Includes two new plays and revival of The General from America

The Hudson Valley Shakespeare Festival will present Twelfth Night and Love’s Labour Lost during its 31st season next summer, as well as a revival of Richard Nelson’s 1996 play about Benedict Arnold, The General from America, and two new plays, Lauren Gunderson’s The Book of Will and Kate Hamill’s Pride and Prejudice.

“At the heart of each of these plays is a story about love — of comrades and friends, of family, of country, of romantic enchantments and unspeakable longing,” said HVSF Artistic Director Davis McCallum.

McCallum will direct The Book of Will, which tells the “mostly true story of how Shakespeare’s comrades rescued and preserved his work by publishing the First Folio in 1623.” McCallum will direct the play at the Denver Center for Performing Arts in January before bringing it to Garrison.

The second new play is the premiere of an adaptation of Jane Austen’s Pride and Prejudice by Kate Hamill. Hamill’s  Sense and Sensibility received one of its earliest readings in 2015 as part of the Festival’s HVSF2 series. (The Book of Will and The General from America also were read at HVSF2, which will continue in 2017.)

 

The HVSF tent at Boscobel (Photo by William Marsh)
The HVSF tent at Boscobel (Photo by William Marsh)

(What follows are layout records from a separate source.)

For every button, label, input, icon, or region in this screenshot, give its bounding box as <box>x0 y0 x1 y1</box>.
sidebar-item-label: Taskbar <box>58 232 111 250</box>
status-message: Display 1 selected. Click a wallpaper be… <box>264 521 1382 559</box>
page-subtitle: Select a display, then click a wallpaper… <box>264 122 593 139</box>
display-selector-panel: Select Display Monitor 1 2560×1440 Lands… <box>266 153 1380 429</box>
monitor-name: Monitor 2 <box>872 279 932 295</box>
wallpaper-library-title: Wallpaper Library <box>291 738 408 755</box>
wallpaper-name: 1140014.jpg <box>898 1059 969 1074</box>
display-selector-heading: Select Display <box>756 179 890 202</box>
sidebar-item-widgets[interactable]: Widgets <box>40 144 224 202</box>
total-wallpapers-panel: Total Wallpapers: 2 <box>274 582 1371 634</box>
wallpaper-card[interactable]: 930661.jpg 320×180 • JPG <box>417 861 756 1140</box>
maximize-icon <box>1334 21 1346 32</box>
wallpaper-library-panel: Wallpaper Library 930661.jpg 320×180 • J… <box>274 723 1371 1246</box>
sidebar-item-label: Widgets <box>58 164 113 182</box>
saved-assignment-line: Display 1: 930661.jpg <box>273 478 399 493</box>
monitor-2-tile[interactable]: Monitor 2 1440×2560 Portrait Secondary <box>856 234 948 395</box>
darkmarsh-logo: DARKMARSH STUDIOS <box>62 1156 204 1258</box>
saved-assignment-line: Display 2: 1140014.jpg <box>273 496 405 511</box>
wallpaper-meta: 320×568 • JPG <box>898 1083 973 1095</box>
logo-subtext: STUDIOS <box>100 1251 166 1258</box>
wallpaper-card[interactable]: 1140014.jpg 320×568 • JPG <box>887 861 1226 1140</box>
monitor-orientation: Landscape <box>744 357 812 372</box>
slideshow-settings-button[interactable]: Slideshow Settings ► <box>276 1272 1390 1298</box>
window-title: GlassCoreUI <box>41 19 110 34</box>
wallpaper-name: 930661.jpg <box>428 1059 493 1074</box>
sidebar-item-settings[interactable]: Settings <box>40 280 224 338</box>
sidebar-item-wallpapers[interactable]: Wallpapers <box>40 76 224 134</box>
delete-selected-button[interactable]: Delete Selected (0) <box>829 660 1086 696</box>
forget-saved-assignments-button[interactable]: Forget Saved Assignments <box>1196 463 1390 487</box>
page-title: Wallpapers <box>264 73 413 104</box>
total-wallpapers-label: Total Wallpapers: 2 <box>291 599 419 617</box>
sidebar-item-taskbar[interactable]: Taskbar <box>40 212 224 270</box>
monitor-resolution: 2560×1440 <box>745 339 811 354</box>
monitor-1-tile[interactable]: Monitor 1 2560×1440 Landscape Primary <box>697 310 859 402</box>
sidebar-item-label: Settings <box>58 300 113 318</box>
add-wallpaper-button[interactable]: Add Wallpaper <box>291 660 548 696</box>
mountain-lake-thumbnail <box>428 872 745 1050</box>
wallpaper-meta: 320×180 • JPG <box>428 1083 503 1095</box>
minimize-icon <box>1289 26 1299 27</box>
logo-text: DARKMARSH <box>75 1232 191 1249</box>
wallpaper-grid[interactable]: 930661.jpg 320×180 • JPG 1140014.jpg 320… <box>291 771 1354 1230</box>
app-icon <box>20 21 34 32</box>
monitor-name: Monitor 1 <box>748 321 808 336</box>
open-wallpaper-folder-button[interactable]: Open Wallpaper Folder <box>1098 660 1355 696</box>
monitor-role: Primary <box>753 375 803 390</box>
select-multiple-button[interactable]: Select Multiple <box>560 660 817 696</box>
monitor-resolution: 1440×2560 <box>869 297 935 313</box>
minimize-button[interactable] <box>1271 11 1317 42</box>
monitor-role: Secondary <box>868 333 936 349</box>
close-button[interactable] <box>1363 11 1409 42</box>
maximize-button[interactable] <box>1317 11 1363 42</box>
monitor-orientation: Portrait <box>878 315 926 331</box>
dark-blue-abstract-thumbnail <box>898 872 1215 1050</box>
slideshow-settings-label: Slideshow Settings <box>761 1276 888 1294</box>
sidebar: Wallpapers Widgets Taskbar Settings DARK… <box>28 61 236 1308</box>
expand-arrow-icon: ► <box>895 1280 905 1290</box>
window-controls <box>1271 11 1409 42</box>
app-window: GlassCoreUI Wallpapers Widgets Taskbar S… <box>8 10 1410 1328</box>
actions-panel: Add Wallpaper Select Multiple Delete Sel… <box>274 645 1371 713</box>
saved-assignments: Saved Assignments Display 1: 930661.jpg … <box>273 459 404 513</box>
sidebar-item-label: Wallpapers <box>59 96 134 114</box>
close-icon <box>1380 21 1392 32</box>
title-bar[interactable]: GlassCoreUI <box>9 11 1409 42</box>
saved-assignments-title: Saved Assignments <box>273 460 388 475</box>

Shakespeare’s comedy Twelfth Night will play all summer, directed by Moritz von Stuelpnagel, a recent Tony nominee for his direction of Hand to God on Broadway. He directed All is Calm for HVSF in 2014 and is scheduled to direct a Broadway revival of Present Laughter starring Kevin Kline in the spring.

HVSF will also launch HVStories — a series focusing on the history, people and culture of the Hudson Valley — with Richard Nelson’s The General from America. Directed by Penny Metropulos, it is a retelling of Arnold’s defection and flight from West Point during the Revolutionary War. HVSF will partner with the Putnam History Museum and other local organizations to offer related programming.

Metropulos is the former associate artistic director of the Oregon Shakespeare Festival, while Nelson, who lives in Rhinebeck, wrote the screenplay for Hyde Park on Hudson, the 2012 film starring Bill Murray and Laura Linney. His trio of plays, The Gabriels: Election Year in the Life of One Family, is running at The Public Theater in New York.

Also new for HVSF’s 2017 season is a partnership with New York’s The Acting Company, whose artistic director, Ian Belknap, will direct Love’s Labour Lost featuring HVSF’s Conservatory Company, an intensive training program for early-career actors. Following its run at HVSF, Belknap will take the play on tour to New York City schools with The Acting Company.

Casting will be announced early next year and tickets will go on sale in March. The plays will run in repertory from June 8 through Sept. 4.